Open the Wi-Fi settings on a smartphone, tablet or computer and look for the network ‘Wi-Fi Thermostat’. When using a phone, it may be necessary to switch off mobile data first. Connect to it (no password is needed, LED1 should stop blinking and remain on), then open a browser and navigate to the address The thermostat’s webpage should appear. Wait five seconds to let it receive & update the current temperature. If it does, all is fine and it is possible to change the settings. Click or tap (“clap”) ‘Submit’ to send the new settings to the thermostat. It can take up to five seconds for the webpage to reflect the changes, so please be patient.

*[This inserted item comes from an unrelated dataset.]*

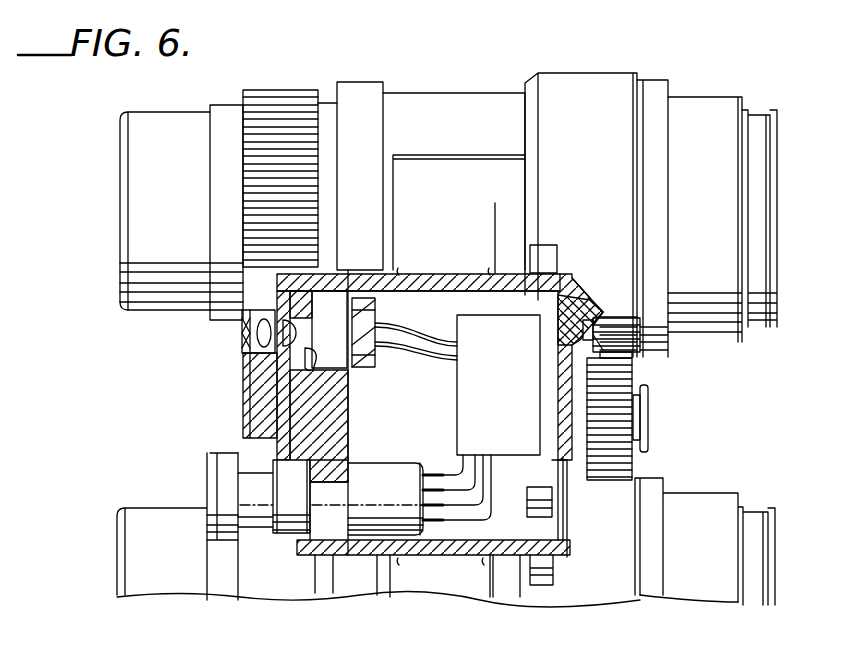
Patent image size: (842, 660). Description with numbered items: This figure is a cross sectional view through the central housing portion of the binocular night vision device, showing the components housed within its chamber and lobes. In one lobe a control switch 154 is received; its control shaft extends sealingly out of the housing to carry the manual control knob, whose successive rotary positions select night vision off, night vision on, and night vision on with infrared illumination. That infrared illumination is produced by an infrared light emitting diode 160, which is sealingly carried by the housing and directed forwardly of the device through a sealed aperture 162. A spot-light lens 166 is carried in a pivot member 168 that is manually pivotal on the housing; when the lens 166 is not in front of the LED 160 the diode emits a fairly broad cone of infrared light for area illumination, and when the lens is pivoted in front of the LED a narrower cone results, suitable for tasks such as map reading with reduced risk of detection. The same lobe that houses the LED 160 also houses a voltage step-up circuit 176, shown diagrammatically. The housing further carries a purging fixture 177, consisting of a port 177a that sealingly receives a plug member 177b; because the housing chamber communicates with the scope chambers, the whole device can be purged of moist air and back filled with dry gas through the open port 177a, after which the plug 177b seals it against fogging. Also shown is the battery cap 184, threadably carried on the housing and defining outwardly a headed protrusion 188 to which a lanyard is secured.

Hook it into an existing network

One section of the webpage lets you configure the thermostat for an existing Wi-Fi network. Fill in its SSID and passphrase and clap the corresponding ‘Submit’ button. You must then clap the ‘Restart’ button to make the changes become effective. Note that the first restart using this button after programing the ESP module will result in a crash. This is not our fault but a known bug somewhere inside the ESP module or libraries. If this happens, simply power cycle the device and everything will be fine.

If, after a restart, LED1 lights up continuously, the thermostat has connected successfully to the network (to be sure, first disconnect all devices that may have reconnected to the thermostat’s AP). To find out what the thermostat’s IP address is, connect to its AP. The webpage will display it. You can also check your network’s AP’s connected devices list.


To remove the thermostat from the network, clap the ‘Forget’ button. This will erase the persistent memory of the device where its settings are stored. All its settings will be reset to their factory default values. Clap the ‘Restart’ button to restart the thermostat.

Where to go from here?

Although this article presented a thermostat, nothing prevents you from making something else out of it. What we have here is basically just a Wi-Fi-controlled relay applied to temperature control. It is, of course, only a matter of replacing the temperature sensor by some other sensor to transform the thermostat into something completely different. The software is easy to modify—all the hard parts have been pre-mashed—and can be adapted to lots of other applications. Let your imagination run free, to throw in a cliché, and use this design as the starting point of a new project.